A seaside vacation can bring out the best in you
I have always held that a childhood filled with summers at the ocean or in a lake cottage is a sacred privilege.
This all came home to me when we recently attended a friend’s beautiful beach wedding on Oak Island, North Carolina.
Guests booked into vacation homes just steps from the ocean, and we were lucky enough to snag one simple wooden abode with a front porch, Atlantic waves within sight and saturated with the smell of sea air.
As soon as I walked through the door and into the wood-paneled kitchen, a floodgate of memories opened.
Like so many beach houses and cottages my family stayed in over the years, it smacked of “summertime easy.”
Kitchens cramped with a table and too many chairs, furniture worn but comfy, bathrooms makeshift-serviceable. But who cares? You rinse off under the outdoor shower and practically live on the porch that’s littered with flip-flops and towels and found shells.

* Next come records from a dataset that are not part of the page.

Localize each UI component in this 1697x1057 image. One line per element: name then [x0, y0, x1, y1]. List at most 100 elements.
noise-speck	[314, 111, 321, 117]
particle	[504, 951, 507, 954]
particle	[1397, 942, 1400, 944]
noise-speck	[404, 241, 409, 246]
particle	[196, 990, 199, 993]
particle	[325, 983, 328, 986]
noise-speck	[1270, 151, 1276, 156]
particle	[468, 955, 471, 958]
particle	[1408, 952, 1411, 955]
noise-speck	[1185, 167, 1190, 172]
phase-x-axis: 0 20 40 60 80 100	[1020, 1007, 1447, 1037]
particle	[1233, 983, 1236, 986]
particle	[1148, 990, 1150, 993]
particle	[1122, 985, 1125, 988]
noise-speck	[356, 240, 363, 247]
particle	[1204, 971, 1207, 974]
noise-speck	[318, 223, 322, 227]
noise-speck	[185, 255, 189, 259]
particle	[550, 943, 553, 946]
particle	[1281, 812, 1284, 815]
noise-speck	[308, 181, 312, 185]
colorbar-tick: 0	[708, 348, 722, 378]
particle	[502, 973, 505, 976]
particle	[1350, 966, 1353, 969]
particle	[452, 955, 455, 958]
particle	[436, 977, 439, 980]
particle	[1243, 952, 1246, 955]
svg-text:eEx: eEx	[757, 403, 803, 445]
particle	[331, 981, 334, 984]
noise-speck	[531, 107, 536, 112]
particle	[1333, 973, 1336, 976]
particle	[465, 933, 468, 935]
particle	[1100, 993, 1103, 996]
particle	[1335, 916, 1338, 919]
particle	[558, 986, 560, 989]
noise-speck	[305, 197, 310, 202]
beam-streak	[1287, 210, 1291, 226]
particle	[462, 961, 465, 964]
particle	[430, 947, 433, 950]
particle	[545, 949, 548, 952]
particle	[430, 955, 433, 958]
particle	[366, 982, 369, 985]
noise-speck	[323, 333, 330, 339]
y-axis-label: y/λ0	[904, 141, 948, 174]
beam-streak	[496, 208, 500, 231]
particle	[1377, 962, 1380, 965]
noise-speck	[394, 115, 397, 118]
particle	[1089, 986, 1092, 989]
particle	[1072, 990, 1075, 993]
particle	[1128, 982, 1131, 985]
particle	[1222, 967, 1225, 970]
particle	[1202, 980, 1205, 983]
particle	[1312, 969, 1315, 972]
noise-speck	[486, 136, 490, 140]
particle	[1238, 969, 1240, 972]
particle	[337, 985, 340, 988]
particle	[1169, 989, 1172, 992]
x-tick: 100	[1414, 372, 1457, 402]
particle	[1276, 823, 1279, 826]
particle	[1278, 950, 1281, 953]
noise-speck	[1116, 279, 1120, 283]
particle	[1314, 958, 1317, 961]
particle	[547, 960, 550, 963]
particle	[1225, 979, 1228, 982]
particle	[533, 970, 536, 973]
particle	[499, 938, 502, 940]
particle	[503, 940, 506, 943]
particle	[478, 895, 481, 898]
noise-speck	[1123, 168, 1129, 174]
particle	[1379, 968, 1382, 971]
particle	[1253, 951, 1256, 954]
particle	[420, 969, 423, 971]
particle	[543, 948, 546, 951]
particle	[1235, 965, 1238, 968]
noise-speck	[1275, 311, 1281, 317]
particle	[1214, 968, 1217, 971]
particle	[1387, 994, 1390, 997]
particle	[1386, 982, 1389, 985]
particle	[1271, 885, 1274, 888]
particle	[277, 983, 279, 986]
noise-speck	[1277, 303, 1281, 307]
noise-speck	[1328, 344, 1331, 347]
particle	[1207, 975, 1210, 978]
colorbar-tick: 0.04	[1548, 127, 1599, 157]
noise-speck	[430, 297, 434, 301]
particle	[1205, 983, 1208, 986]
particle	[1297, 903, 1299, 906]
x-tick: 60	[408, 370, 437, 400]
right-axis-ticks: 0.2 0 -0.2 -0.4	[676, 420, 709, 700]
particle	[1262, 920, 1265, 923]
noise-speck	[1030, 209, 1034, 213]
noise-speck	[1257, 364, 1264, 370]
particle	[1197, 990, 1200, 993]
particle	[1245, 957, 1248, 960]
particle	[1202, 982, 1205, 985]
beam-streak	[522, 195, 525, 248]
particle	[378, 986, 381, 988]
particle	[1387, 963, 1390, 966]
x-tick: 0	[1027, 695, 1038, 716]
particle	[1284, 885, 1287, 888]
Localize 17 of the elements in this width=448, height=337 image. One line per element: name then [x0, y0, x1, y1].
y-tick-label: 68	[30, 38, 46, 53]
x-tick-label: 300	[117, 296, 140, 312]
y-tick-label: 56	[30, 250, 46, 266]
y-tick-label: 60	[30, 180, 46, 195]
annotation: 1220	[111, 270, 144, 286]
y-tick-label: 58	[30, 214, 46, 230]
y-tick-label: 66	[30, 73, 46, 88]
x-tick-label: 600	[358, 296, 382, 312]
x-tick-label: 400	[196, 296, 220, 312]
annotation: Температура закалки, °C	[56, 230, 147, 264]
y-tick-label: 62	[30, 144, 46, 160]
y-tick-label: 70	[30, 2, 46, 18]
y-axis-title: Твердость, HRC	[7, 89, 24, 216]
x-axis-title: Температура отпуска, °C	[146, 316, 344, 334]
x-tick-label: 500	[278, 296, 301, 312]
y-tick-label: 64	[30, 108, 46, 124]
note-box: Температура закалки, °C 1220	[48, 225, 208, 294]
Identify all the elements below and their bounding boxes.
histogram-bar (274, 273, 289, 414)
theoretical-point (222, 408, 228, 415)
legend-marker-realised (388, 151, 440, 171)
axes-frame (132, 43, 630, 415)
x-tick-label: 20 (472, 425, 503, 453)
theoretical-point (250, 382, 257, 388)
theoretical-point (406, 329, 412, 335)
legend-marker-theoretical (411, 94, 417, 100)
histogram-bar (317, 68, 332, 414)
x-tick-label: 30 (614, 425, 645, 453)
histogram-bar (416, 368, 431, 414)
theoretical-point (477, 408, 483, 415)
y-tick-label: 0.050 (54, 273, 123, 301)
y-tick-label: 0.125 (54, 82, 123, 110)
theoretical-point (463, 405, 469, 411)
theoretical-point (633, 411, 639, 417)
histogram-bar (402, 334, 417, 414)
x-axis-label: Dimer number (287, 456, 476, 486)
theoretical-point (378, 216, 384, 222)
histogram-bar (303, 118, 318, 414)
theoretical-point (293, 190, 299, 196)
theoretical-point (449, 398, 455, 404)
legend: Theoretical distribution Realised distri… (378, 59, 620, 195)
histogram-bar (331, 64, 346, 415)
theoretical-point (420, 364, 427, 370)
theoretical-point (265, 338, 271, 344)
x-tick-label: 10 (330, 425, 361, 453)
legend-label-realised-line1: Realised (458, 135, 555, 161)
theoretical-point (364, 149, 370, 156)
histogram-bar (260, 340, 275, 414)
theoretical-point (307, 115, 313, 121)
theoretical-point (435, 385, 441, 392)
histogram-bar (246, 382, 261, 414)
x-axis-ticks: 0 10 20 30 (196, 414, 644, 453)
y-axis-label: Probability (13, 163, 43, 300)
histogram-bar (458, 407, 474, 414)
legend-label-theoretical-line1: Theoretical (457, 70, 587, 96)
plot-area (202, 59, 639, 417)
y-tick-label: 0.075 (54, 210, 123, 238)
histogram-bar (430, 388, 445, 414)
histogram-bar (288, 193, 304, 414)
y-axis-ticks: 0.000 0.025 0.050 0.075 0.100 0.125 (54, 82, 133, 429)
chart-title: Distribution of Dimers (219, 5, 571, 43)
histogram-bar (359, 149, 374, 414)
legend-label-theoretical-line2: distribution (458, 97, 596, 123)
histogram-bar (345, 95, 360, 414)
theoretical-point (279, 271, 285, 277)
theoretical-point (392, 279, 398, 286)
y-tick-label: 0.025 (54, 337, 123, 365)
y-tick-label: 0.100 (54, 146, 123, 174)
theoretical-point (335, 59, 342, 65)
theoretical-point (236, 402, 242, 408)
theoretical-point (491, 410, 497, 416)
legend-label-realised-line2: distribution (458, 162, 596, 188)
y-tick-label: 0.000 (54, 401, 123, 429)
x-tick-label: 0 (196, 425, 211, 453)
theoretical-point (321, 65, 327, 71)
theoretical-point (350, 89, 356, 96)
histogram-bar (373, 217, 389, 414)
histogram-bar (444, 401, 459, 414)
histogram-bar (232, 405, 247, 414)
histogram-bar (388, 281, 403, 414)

I can vividly remember, at one lake cottage of my youth, jumping out of my nightgown into a swimsuit, throwing down a bowl of cereal and then running outside, down a hill and diving into the water. Every morning.
By today’s parental standards, we kids were practically unsupervised.
We produced our own underwater movies, took the boat up the river to go catfish fishing or downstream to the mouth of a huge lake. When we got hungry, we anchored and swam to a snack shack on one of the beaches.
It was Bohemian life at its best. The ultimate cure-all for a long school year of sitting still and listening and fitting in.
At the beach house or cottage I felt free to be entirely me, hair sun-streaked and wild, tanned, creativity oozing from my very pores.
Fellow cottagers, cousins and friends rotated in and out all summer long. We rode bikes to the tennis courts. We had bonfires, dance-offs, board game competitions, fishing rodeos, variety shows and our own secret society with secret names and hush-hush meeting spots.
We went to sleep to the purr of fans and woke to the squawk of blackbirds.
You were paroled from cleaning your room, because there was no point. Blankets and pillows lined the floors to accommodate overnight company.
Summer meals were simple and delicious and messy. You cooked on the grill and treated outdoor ants to kernels from corn on the cob, hot dog and hamburger remnants and the juice from a farmers market watermelon. Hands and faces seemed forever streaked with mustard or a thin film of ice cream, but a good swim took care of it.
We created our own little world and joyously lived in it.
And as the season deepened, we let the intrusive telephone ring off the wall more often than not, resenting anything that reminded us of life outside our summertime play world.
In all my years of people-watching at the beach, I’ve never seen spats or arguments or dog fights. In fact, the only time I’ve witnessed children fussing and crying is when they’re told they have to come inside, or worse, to get ready to return home.
I do have a few vague memories of family trips to visit relatives, exploring historic sites and screaming on rides at amusement parks. But, frankly, they all pale when compared to time spent on the water.
Even as a pre-teen, I secretly felt sorry for my pals who were hyped on the whole Disney vacation fantasy. Their parents filled their heads with visions of Mickey Mouse and Donald Duck and threw all their free time and money into that one fleeting week on the ‘big red boat.’
And then back home they came for the rest of the summer. Done.
When we’d get together before school started, except for a few memorable moments and amusing anecdotes, they never had much to say or rave about. Fun, yes. Life-altering, not so much. Mickey Mouse, nice guy.
I would be thinking about the best ghost story told around the bonfire, the fish my cousin caught and how good it tasted, the corn roast, the sandcastle we built, our magic show, fireworks over the ocean.
These summers of freedom did make it more difficult to re-enter a classroom and sit still, but I hit each new school year refreshed, swimmer toned and with a little more self-confidence than the year before.
After all, how could a nasty remark from a sniveling classmate possibly touch the summer queen of a secret society who starred in her own underwater hit movie?